Like with many VR apps, it’s tricky to describe exactly what it is. It’s interactive, but it’s not really a game. The creator, Unello Design, has aptly called it a “relaxation experience”.
A Beautiful and Peaceful River Environment
The basic idea is you float down a beautiful and peaceful river environment.
The background music is an excellent touch, and I wholeheartedly approve of the selection. It has a kind of classic rock, psychedelic feel to it, which fits the experience well.
The experience was quite short. You find yourself recognizing the repeating loop pretty early. There is one scene included, but others are coming soon.
And the environment and graphics are great, but you soon see that there is not much variety to be had. To be fair, I have to remind myself that this is running on a smartphone, and they probably couldn’t push the 3d graphics much farther than this.
There is also a “dream mode” which just means you can lie down and reorient the view such that it’s still in front of your face. It’s a nice touch. But VR beginners will have to be careful as it is easy to get in to a strange orientation which could be uncomfortable with the movement.

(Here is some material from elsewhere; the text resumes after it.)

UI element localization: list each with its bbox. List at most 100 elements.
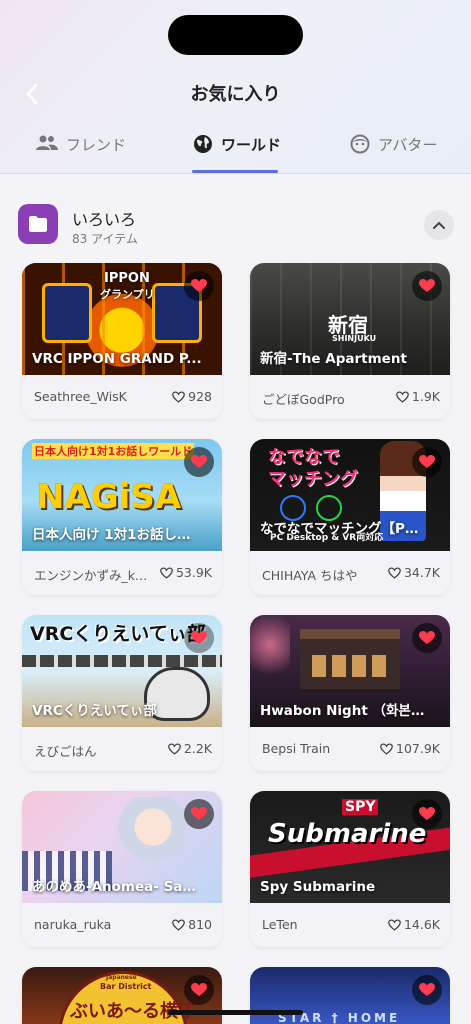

I think that “lying down mode” is something that will become standard in more apps, including Oculus Cinema. Sometimes you just want to lie in bed watching a movie.
You control yourself without any controller. You simply tilt your head left and right to move, and you use the headset touchpad to change your speed. VR control is still being worked out, and these guys found a good solution for this experience.
However, I do have to say that I sometimes tilted my head when I didn’t mean to, and this led to some unexpected motion. Generally, any unexpected motion is a problem in VR because it can lead to motion sickness.
Another small criticism is that it’s sometimes tricky to face exactly to the front position. This is important because, like in a car, you can alleviate motion sickness by always facing forward.
I think experiences in general will be huge in VR. Often times, we don’t want to be wracking our brain figuring out what to do, like in some games. We just want to kick back and experience something amazing.